"The cracking of the “unbreakable” Enigma Code by analysts at Bletchley Park is believed to have tipped the balance of the war, by allowing the Allies to learn of German military plans. It was the initial work by [Polish Intelligence Officer] Colonel Langer’s team which paved the way for the British to unlock Enigma.
But for decades after the war, the role of Polish cipher experts went unrecognised. Canadian historian Witold K Liliental said Polish mathematicians broke the code before the outbreak of World War Two. Three young maths students took up posts as codebreakers in the Cipher Bureau of the Polish Army, under the command of Colonel Langer.
He said: “Realising the looming danger of impending war with Hitler, the Polish High Command decided to share the closely guarded secret with her Allies, Britain and France. This happened at a meeting in Warsaw in 1939.” He added: “For many years the role of Poles was either totally ignored or skimmed over with only vague references in historical literature.”" SOURCE
It's one of the saddest examples of selective history making: the Enigma Machine was captured, copied, and cracked by Polish Intelligence before the outbreak of the Second World War, as every Polish child knows, and Polish literature is rich in exploring the subject. Unfortunately, readers in the Anglo-American world, with access to only 2-3 % of books translated from other languages, will not have the opportunity to read the true account of breaking of the Enigma.

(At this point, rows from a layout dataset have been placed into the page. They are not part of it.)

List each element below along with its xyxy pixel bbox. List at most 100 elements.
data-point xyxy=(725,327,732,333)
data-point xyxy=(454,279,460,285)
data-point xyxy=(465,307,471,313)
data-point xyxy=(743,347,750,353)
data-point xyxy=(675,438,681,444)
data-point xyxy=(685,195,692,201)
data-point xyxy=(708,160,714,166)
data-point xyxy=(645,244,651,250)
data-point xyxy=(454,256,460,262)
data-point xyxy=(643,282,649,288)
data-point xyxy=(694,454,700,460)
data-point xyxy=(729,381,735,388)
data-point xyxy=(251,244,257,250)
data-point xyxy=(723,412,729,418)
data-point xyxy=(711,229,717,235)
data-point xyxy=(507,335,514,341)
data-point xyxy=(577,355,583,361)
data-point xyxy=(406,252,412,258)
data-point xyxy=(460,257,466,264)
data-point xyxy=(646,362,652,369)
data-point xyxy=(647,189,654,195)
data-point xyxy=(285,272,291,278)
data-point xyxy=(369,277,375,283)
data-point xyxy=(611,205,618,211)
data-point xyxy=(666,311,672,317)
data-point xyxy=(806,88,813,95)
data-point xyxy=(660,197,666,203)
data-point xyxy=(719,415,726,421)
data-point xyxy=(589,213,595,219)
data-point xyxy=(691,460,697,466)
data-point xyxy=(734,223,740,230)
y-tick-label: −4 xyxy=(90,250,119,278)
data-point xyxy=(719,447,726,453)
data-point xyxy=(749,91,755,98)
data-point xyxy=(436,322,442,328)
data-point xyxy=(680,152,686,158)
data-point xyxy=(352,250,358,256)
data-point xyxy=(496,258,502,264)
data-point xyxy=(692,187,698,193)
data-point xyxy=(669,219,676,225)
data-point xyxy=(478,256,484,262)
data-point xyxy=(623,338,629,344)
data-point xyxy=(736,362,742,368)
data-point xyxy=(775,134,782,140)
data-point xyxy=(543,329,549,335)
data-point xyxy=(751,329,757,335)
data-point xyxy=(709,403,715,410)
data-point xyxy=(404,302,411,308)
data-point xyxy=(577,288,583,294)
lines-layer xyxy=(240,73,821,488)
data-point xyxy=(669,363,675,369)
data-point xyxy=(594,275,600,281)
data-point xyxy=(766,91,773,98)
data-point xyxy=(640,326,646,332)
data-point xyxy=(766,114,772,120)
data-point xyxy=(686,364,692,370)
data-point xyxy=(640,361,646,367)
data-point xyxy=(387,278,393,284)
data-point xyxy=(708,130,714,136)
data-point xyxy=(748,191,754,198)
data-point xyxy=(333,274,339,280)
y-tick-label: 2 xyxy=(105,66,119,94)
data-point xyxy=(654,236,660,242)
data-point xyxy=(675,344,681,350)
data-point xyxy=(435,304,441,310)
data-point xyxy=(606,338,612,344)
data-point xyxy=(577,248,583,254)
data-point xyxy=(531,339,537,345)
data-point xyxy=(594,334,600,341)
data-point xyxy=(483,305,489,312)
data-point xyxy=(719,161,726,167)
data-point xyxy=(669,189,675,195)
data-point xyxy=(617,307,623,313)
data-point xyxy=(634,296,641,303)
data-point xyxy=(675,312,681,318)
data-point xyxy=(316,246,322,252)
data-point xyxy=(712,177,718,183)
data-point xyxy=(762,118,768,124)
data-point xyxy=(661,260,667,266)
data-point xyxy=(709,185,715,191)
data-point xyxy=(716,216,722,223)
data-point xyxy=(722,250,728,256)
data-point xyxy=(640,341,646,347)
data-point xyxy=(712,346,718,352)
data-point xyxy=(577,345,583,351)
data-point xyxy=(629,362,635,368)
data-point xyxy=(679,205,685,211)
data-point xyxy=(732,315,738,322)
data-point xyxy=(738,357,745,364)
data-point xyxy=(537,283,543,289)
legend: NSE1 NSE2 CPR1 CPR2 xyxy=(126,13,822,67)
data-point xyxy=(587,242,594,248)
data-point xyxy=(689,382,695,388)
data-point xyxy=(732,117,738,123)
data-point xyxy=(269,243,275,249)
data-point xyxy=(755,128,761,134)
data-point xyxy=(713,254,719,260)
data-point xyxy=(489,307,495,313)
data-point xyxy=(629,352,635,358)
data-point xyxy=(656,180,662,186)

The Polish successes and failures in cracking the Enigma cipher are well known here in the United Kingdom. What Mr Lilenthal fails to realise is that the Polish methods were ineffectual after December 1938. The mathematics and design of the Turing-Welchman bombes were completely different from the mathematics and design of the Polish bombas. However the Poles showed the British that the Enigma machines were not impregnable and of course gave the British a copy of the early German military machine, which demonstrating the simplicity of the wiring of the steckerbord, accelerated the British understanding of the Enigma machines.